Tuesday, July 23, 2013

The Economics Of Gasoline Prices

This article by an environmental economist makes me wonder about the quality of some of the economists who blog about environmental issues.  He does not understand the difference between the supply of oil and the supply of gasoline.  The price of gasoline is not affected by the supply of oil as much as it is by the supply of gasoline.  The comment following his blog makes it clear that a small number of refineries in the US produce most of our gasoline.  The refineries are most profitable when they operate at 95% capacity.  Any glitch at a refinery will reduce the amount of gasoline on the market because there is little excess refinery capacity available to remedy a problem at one of the refineries.  Prices will rise whenever there is a problem in one of the refineries. Moreover, there will seldom be a problem of excess capacity which would cause prices to fall.  The only thing that would cause gasoline prices to fluctuate,  when refineries operate at 95% capacity, are fluctuations in demand.  Prices tend to rise during summer holiday periods when demand for gasoline peaks.

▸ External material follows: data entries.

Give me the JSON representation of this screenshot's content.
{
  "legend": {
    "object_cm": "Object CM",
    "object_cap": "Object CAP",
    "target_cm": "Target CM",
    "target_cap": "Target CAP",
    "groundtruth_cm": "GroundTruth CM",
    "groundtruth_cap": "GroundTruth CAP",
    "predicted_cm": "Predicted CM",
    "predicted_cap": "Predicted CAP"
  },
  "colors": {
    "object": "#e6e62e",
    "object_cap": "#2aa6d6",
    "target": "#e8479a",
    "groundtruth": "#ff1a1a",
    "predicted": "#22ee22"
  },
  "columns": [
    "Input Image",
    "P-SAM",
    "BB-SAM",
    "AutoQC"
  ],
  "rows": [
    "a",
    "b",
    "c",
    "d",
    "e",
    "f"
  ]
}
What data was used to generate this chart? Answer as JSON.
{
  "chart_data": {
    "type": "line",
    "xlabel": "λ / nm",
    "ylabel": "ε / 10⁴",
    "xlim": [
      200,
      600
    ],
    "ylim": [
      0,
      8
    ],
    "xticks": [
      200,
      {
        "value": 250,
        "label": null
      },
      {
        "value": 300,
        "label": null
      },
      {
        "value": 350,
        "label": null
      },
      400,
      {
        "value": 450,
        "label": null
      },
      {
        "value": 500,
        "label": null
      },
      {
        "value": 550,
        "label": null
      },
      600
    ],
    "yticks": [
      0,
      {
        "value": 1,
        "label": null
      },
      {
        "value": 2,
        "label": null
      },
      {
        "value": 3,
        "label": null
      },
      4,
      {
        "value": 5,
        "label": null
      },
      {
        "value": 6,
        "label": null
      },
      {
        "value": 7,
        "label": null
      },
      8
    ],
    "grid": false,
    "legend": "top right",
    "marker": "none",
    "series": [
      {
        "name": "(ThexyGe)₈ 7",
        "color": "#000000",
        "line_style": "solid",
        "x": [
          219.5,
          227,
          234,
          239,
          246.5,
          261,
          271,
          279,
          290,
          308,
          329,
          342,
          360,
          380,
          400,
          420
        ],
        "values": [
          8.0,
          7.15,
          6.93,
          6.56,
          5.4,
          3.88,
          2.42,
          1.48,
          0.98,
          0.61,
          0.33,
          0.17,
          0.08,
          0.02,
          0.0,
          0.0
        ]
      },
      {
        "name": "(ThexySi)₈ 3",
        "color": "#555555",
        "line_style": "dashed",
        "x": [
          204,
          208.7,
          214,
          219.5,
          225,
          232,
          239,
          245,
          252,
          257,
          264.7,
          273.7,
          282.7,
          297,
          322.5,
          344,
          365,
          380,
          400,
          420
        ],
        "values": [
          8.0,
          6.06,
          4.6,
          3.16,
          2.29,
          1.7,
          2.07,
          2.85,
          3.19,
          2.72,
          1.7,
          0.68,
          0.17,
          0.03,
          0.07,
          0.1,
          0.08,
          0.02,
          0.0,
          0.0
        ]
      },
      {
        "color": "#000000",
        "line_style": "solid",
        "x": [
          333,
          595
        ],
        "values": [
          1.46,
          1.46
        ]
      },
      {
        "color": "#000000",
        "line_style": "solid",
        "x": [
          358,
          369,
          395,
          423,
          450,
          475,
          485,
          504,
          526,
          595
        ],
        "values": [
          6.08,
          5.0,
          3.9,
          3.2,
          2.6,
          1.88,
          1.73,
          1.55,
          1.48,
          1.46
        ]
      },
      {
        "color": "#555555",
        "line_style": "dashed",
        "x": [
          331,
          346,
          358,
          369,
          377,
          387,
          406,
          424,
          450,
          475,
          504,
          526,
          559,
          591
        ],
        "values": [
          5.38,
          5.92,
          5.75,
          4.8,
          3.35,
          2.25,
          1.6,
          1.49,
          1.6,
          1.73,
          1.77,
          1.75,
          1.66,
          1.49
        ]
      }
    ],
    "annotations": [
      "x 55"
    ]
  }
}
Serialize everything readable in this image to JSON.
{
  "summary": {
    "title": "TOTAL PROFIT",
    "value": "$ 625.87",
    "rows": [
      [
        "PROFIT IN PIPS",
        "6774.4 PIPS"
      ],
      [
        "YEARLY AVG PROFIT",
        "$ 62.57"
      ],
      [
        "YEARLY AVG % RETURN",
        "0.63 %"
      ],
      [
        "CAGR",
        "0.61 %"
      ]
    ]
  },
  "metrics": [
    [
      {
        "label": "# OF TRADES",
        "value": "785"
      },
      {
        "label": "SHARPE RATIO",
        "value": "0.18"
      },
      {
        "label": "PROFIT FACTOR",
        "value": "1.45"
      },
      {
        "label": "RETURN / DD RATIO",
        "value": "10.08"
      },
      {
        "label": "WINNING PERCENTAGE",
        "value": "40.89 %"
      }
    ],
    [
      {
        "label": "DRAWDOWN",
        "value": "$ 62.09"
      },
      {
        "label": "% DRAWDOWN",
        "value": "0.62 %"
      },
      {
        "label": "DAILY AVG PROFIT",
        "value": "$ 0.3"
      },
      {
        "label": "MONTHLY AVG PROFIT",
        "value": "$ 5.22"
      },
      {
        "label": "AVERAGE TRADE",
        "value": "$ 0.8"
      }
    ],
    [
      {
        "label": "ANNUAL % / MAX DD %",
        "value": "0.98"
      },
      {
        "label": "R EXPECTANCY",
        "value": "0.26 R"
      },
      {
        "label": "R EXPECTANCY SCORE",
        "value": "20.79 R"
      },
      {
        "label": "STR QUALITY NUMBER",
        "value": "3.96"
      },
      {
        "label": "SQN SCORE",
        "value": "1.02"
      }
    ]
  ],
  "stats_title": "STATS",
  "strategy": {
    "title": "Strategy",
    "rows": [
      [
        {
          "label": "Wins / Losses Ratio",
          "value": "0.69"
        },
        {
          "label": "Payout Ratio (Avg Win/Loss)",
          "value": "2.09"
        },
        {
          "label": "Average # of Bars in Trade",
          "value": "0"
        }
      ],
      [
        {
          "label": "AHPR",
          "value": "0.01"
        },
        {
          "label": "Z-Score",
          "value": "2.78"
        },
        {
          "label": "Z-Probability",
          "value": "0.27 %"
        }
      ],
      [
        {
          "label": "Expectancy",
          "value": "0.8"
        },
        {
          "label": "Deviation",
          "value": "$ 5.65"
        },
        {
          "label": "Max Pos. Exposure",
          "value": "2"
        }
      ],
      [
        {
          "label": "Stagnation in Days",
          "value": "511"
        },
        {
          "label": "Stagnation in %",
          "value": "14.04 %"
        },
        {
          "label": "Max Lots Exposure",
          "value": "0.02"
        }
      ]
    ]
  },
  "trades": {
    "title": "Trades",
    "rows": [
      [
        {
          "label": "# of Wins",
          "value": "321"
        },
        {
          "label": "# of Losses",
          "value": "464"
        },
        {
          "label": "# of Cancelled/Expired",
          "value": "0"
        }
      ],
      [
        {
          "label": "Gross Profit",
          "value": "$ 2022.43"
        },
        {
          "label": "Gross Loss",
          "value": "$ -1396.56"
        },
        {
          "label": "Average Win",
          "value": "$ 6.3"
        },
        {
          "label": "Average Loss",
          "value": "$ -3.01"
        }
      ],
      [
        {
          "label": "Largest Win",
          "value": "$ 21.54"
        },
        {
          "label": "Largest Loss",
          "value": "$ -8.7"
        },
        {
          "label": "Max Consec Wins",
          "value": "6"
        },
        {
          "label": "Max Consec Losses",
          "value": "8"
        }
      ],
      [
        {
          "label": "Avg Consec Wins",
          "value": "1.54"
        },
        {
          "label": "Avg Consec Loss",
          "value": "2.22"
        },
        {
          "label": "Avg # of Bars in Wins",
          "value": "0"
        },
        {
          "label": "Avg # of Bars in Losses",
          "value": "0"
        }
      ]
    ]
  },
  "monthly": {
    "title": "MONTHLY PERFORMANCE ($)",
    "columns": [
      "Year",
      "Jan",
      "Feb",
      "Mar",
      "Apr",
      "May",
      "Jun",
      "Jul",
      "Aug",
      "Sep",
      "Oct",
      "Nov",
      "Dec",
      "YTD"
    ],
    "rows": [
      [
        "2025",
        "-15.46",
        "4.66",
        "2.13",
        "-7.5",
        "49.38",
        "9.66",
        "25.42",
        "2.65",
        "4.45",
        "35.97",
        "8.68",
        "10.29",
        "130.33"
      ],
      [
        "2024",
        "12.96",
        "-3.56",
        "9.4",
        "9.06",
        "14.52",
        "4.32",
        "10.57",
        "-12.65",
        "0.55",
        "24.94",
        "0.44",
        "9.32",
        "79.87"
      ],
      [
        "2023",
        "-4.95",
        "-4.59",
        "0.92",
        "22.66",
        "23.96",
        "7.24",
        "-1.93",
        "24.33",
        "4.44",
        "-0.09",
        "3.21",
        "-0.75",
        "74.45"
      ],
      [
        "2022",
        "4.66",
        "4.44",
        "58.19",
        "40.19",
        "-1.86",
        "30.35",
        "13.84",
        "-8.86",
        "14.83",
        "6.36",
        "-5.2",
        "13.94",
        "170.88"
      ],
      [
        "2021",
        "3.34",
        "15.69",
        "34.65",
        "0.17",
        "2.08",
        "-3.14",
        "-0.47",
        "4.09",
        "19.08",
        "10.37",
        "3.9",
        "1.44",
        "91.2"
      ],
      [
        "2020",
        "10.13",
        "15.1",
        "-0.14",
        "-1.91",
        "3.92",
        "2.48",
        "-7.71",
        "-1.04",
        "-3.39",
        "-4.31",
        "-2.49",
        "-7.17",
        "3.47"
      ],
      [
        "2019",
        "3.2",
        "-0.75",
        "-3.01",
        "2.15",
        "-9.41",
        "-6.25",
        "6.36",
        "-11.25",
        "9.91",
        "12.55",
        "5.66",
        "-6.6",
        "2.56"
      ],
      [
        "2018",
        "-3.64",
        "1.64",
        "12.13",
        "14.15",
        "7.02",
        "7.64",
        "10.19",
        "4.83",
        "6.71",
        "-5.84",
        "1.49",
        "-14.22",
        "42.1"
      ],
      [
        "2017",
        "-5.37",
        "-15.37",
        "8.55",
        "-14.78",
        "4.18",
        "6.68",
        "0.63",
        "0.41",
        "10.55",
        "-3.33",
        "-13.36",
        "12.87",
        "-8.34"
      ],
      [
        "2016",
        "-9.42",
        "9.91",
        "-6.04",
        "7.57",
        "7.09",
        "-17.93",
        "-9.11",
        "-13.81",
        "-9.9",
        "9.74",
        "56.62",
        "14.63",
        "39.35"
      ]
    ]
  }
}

John Whitehead, the environmental economist who confused the supply of oil with the supply of gasoline, also praised a study which employed a cost/benefit analysis to conclude that drilling for oil in Alaska and the Artic region would be a good idea.  The costs would be high but the additional supply of oil would only result in a modest decline in gasoline prices. Apparently, its a good idea to drill for more oil as long as it does not cause prices to fall too far.  There was no discussion of environmental costs.